ASU professors talk about what motivates academic dishonesty

Unethical behaviors can result from excessive pressure and poor time management, professors say

With finals week coming up, many students are probably under a lot of pressure, and have maybe even considered cheating on an exam. Michael Baer, an assistant professor at the ASU W.P. Carey School of Business said the reasons students cheat are not that different from those of employees under pressure to meet quotas.

Baer is studying cheating within organizations and why employees cheat. He said in addition to feeling pressure to succeed in school from parents, students place a lot of pressure on themselves.

“If you take the time to study ahead of time then you're not up against the clock when it comes down to it,” Baer said. “If you wait until the last minute and you have to achieve this difficult goal, and there's that pressure, you've now eliminated the liable ethical option which is studying.” 

Baer said that because they procrastinate, many students put themselves in a position where they either have to accept a bad grade or cheat. 

“I’ve done a lot of work looking at performance goals and how goals can have unintended side effects,” David Welsh, an assistant professor at the W.P. Carey School of Business, said. “Some of my recent work looks at how you could use a goal to motivate performance without at the same time motivating unethical behavior.”

Welsh said scholars advocate for placing goals and setting the bar high to improve employees' performance. He said goals can be sales goals for employees, or a high GPA or scholarship for students. 

“These goals can encourage them to work harder, but sometimes it could encourage them to do whatever it takes, and that’s when it becomes a problem,” Welsh said.

Organizations like Wells Fargo made international headlines when it was discovered that employees were engaging in unethical behavior to meet their employers' goals. Wells Fargo employees resorted to opening fake accounts dating back to 2009. In another case, diesel-powered Volkswagen cars being sold in the U.S. were equipped with devices to cheat emissions tests.  

Baer said that these organizations placed unrealistic goals on their employees, which led to these scandals. 

He said students can relieve pressure, similar to that placed on the employees of these companies, by being prepared. This would prevent them from engaging in academic dishonesty. Students who are caught cheating on an exam or plagiarizing can face severe consequences. 

Joseph Van Orden, assistant dean of academic affairs at the W.P. Carey School of Business, said that each school within ASU handles cheating differently depending on the severity of the offense.

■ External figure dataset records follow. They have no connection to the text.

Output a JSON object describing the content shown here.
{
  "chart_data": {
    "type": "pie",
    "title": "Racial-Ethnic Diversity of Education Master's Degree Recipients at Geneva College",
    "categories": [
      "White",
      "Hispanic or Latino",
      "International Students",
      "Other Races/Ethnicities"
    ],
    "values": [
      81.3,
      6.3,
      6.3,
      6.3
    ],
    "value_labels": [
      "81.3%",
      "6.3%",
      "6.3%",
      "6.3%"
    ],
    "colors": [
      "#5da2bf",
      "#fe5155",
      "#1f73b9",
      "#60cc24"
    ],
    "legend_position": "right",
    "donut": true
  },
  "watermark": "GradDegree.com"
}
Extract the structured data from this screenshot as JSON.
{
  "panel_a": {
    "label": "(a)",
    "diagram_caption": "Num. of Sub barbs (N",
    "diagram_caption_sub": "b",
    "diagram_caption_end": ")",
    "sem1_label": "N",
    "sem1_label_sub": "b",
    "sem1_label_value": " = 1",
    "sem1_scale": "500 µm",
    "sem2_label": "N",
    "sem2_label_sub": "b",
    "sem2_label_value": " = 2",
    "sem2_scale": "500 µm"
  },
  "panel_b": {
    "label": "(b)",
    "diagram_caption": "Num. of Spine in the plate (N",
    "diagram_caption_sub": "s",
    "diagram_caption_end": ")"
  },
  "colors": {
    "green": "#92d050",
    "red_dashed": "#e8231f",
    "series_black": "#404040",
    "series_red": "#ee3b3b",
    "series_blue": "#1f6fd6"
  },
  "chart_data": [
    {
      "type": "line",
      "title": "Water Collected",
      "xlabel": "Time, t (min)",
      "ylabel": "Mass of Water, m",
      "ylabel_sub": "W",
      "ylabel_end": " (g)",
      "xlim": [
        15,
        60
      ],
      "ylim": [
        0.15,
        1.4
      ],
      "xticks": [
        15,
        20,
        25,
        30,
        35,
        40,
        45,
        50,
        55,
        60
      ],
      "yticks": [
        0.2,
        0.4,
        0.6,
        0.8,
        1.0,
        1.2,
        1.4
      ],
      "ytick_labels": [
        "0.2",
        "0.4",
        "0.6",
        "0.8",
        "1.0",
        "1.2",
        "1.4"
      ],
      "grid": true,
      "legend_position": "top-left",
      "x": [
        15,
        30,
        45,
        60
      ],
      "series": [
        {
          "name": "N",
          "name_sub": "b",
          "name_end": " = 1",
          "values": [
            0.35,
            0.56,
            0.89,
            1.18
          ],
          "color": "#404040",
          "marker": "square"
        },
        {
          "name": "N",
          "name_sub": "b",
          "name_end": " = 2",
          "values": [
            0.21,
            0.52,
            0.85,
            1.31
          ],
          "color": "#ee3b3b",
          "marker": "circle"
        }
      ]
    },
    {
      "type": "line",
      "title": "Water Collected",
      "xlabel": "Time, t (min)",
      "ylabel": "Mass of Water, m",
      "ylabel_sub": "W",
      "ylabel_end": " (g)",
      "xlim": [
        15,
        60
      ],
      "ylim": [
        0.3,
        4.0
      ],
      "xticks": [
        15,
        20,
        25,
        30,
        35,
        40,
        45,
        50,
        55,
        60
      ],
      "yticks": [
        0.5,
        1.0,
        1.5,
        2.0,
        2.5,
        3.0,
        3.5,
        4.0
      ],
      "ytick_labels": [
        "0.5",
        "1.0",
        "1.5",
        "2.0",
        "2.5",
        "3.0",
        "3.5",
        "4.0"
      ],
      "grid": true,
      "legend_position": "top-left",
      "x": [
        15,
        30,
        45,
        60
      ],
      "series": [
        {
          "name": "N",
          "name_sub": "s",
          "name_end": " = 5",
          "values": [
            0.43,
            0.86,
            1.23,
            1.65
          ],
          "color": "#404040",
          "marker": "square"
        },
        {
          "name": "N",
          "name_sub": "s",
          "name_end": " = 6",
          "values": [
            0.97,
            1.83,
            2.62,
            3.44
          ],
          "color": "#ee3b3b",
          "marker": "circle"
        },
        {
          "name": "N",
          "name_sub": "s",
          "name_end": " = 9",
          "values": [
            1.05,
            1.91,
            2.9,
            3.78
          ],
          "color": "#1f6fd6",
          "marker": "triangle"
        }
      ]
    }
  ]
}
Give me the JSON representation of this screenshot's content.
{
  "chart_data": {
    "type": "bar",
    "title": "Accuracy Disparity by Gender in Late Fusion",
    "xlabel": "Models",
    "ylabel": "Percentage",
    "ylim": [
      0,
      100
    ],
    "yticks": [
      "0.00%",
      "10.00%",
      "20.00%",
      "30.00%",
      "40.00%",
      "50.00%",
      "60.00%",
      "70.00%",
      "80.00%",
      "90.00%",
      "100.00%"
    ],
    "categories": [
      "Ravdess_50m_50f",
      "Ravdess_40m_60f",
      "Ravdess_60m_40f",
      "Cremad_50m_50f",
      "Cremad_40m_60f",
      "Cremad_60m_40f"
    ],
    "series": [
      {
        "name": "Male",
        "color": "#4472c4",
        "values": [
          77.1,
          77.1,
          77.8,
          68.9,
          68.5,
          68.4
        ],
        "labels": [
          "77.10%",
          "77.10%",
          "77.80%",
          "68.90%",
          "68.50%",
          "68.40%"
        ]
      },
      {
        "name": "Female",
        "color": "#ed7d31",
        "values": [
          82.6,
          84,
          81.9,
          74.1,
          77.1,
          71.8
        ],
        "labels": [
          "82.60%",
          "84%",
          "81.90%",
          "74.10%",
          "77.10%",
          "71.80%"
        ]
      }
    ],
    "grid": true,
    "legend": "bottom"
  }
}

A student at the Walter Cronkite School of Journalism and Mass Communication would be kicked out after the first offense of plagiarism and a mark of academic dishonesty would be placed on their transcript. Other schools may choose to issue a warning after the first offense. 

“We catch more (students cheating) in some of our lower level classes, but that’s just because we have software to do it,” Van Orden said. “Plagiarism is usually caught in upper level classes. We have software that can tell if someone is not doing their own work.” 

Van Orden said it’s hard to know at what level students cheat more because not all classes use the same methods to monitor for cheating. He also said that there is a learning curve expected from undergraduate students. However, graduate students are held to a higher standard and would be removed from the university after their first offense. 

Van Orden is working with a committee to establish a universal guideline for dealing with academic dishonesty. 

Baer said that in addition to being reprimanded, students who choose to engage in academic dishonesty are cheating themselves and don't learn the skills they need. 

"If you're to committed to that goal and that becomes more important than adhering to ethical standards, that becomes a problem," Baer said.